When mechanical dryers became the norm, they needed a new reason, so the called out static. And in some climates, dryer static can be a bit of a pain. Dryer balls supposedly help with this, but I can't find any reasonable data to back that up, and that's just the kind of thing we're confirmation bias over.
Softener can/will build up on the fabric. It can discolor bright whites.
I think the worst of it is:
- if you use it on towels or anything meant to absorb water, it seriously dampens that ability
- it builds up in the nooks and crannies of the washer and it's hard to clean off,
- it's expensive
- for mechanical drying in moderate climates, it does little more than add smell.
- some people have allergenic reactions to it
I worked in appliances for about ten years, and not a single washer manufacturer would actually recommend using fabric softener.
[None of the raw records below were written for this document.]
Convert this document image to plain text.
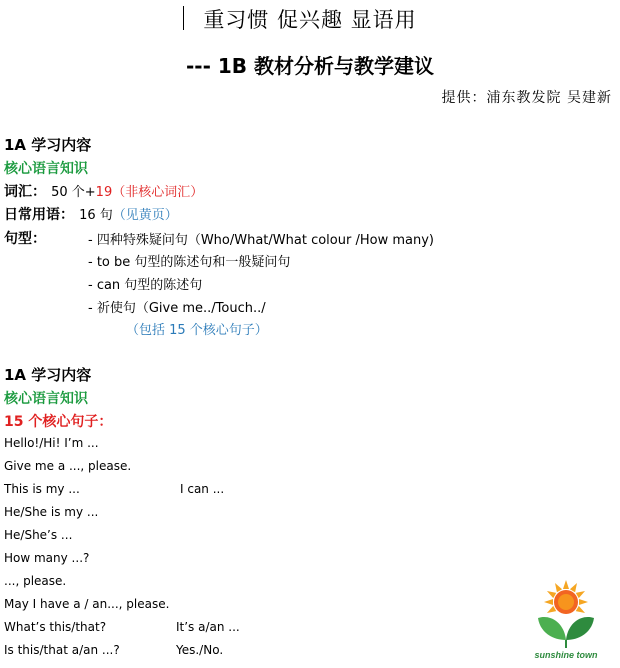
重习惯 促兴趣 显语用
--- 1B 教材分析与教学建议
提供：浦东教发院 吴建新
1A 学习内容
核心语言知识
词汇： 50 个+19（非核心词汇）
日常用语： 16 句（见黄页）
句型：	- 四种特殊疑问句（Who/What/What colour /How many)
- to be 句型的陈述句和一般疑问句
- can 句型的陈述句
- 祈使句（Give me../Touch../
（包括 15 个核心句子）
1A 学习内容
核心语言知识
15 个核心句子：
Hello!/Hi! I’m ...
Give me a ..., please.
This is my ...	I can ...
He/She is my ...
He/She’s ...
How many ...?
..., please.
May I have a / an..., please.
What’s this/that?	It’s a/an ...
Is this/that a/an ...?	Yes./No.	sunshine town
It horribly gums up the workings of the machine, even when you use the tiny amount you are actually supposed to (which most people use way too much). They are (or were originally) basically just animal fats and emulsifiers with some fragrance thrown in. They smell awful when they are left stuck somewhere for a long time (like the outer walls of the inner tub of your washing machine - seriously, it probably looks furry if you opened it up to see).
I can't speak to what it does to your clothes specifically, but I can imagine several downsides to essentially coating fabric in lavender scented industrial mayonnaise.